Thursday, June 25, 2009

Obama Not Going To Vigorously Defend Public Option In Healthcare?




Paul Krugman is furious:

Really bad news on the health care front. After making the case for a public option, and doing it very well, Obama said this:

“We have not drawn lines in the sand other than that reform has to control costs and that it has to provide relief to people who don’t have health insurance or are underinsured,” Mr. Obama said. “Those are the broad parameters that we’ve discussed.”
There he goes again, gratuitously making a big gift to the other side.

My big fear about Obama has always been not that he doesn’t understand the issues, but that his urge to compromise — his vision of himself as a politician who transcends the old partisan divisions — will lead him to negotiate with himself, and give away far too much. He did that on the stimulus bill, where he offered an inadequate plan in order to win bipartisan support, then got nothing in return — and was forced to reduce the plan further so that Susan Collins could claim her pound of flesh.


Given the fact that single payer healthcare was kicked off the table before negotiations even began, I'd say a robust public option would be the next best thing. It'd allow people to drop their greedy and inefficient private insurers and join a Medicare-style government-run plan. This wouldn't do a whole lot to control costs in the long-run -- it'd be almost unsustainable to not talk about the bargaining power of single-payer in the future -- but it would guarantee people affordable healthcare in the short run and force private insurers to curtail many of their more vicious practices.

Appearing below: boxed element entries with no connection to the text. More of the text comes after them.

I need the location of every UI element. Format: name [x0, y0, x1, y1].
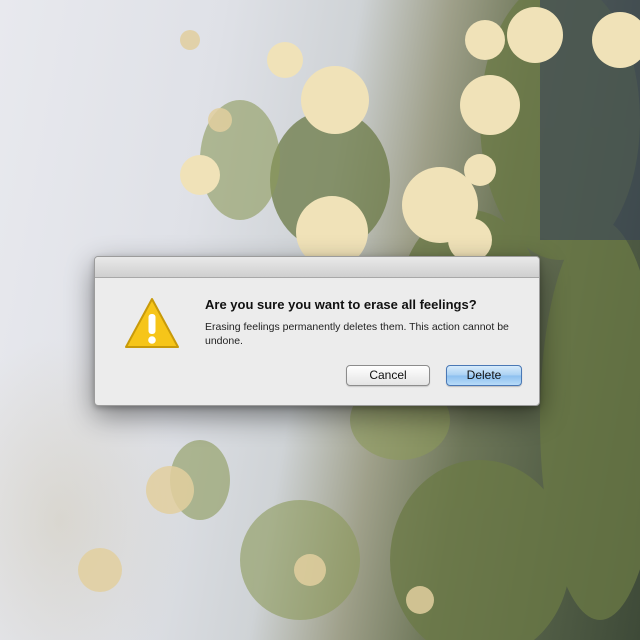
cancel-button[interactable]: Cancel: [346, 365, 430, 386]
warning-triangle-icon: [125, 298, 179, 348]
dialog-heading: Are you sure you want to erase all feeli…: [205, 297, 477, 312]
dialog-message: Erasing feelings permanently deletes the…: [205, 321, 509, 347]
delete-button[interactable]: Delete: [446, 365, 522, 386]
alert-dialog: Are you sure you want to erase all feeli…: [94, 256, 540, 406]
dialog-title-bar[interactable]: [95, 257, 539, 278]
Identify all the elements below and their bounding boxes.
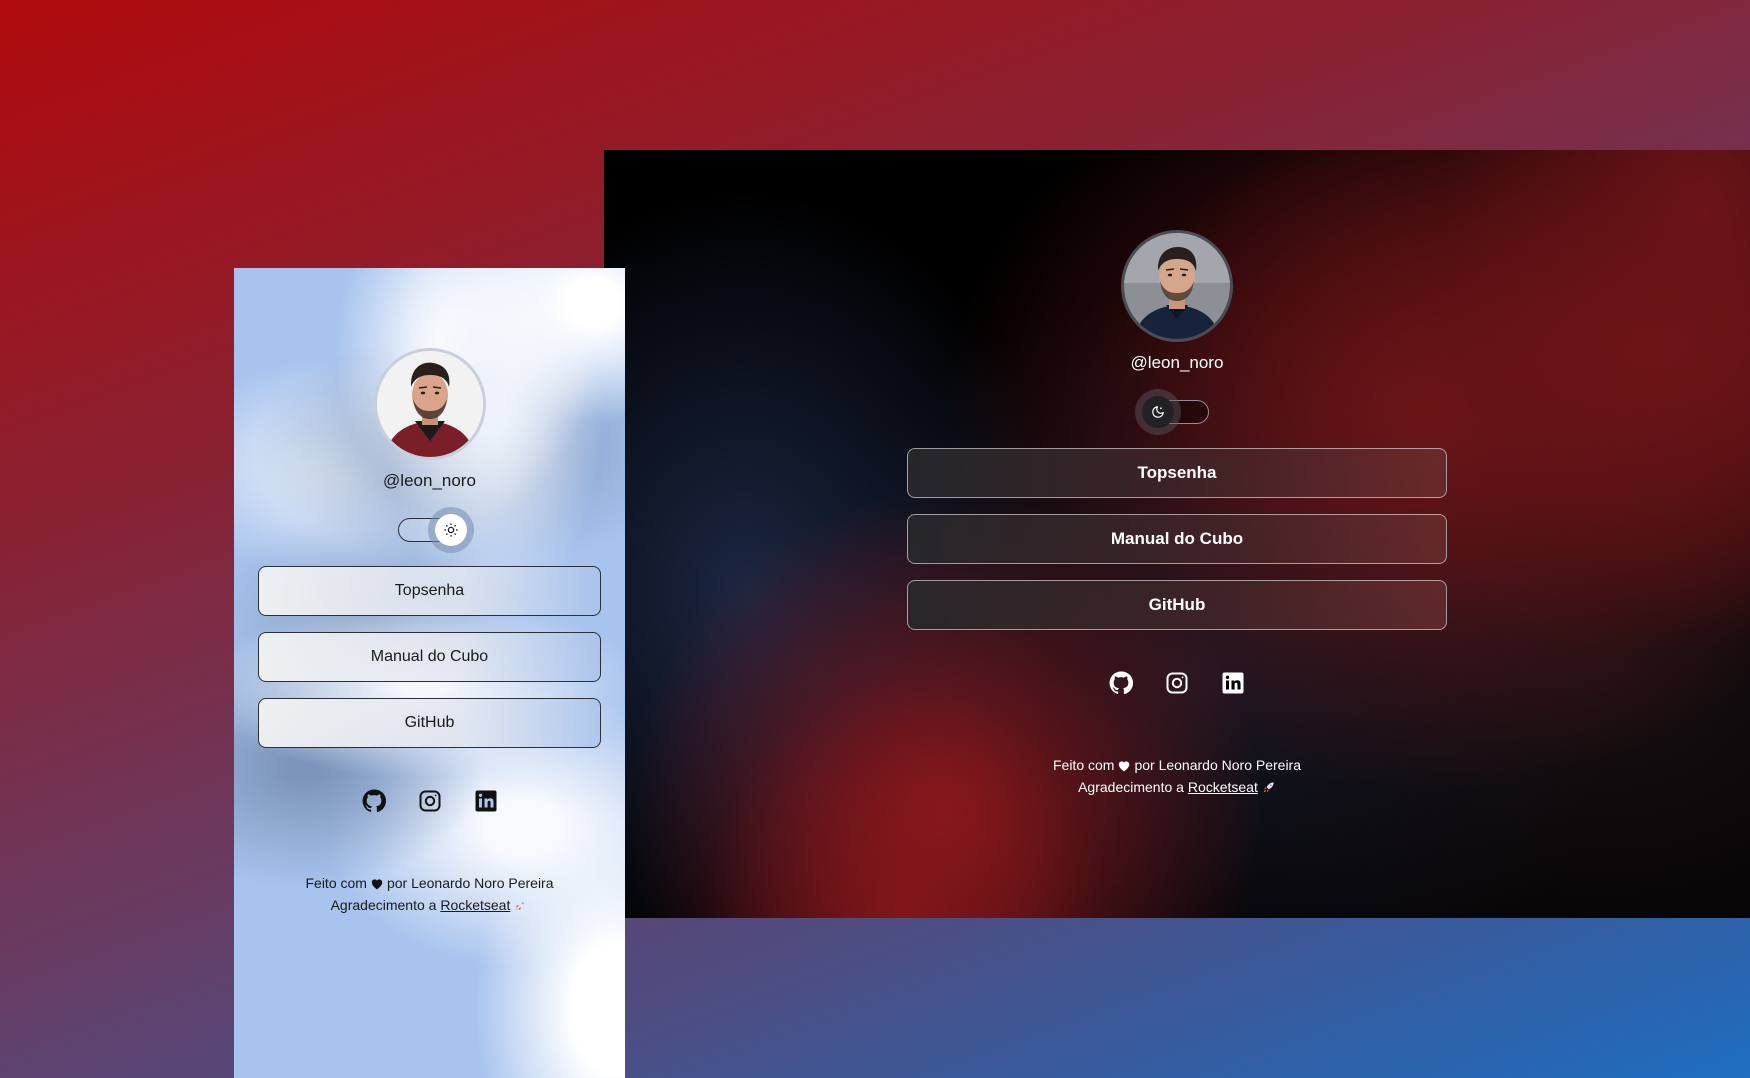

Obama at one point was a strong advocate of a single-payer system, and now it looks as if he's retreated so far back that he's willing to negotiate away offering any sort of publicly run plan to every single person in the country. That's a huge leap backwards.

The reason the private insurance industry is so fiercely pressuring the Democrats right now is that it fears competition from the government. If it had to compete with an efficient, low-cost plan like Medicare, there's no way the industry could survive in its current form.

What does that current form consist of? I'll let ABC News explain:

"[T]hey confuse their customers and dump the sick, all so they can satisfy their Wall Street investors," former Cigna senior executive Wendell Potter said in remarks prepared for a hearing on health insurance today before the Senate Committee on Commerce, Science, and Transportation.

Potter, who has more than 20 years of experience working in public relations for insurance companies Cigna and Humana, said companies routinely drop seriously ill policyholders so they can meet "Wall Street's relentless profit expectations."

"They look carefully to see if a sick policyholder may have omitted a minor illness, a pre-existing condition, when applying for coverage, and then they use that as justification to cancel the policy, even if the enrollee has never missed a premium payment," Potter said. "&(D)umping a small number of enrollees can have a big effect on the bottom line."


Of course they don't want to compete with the government. They might have to behave in a civilized manner if that happened. The question is, is Obama ready to force them to do that, or is he going to back down in the face of tremendous lobbying pressure?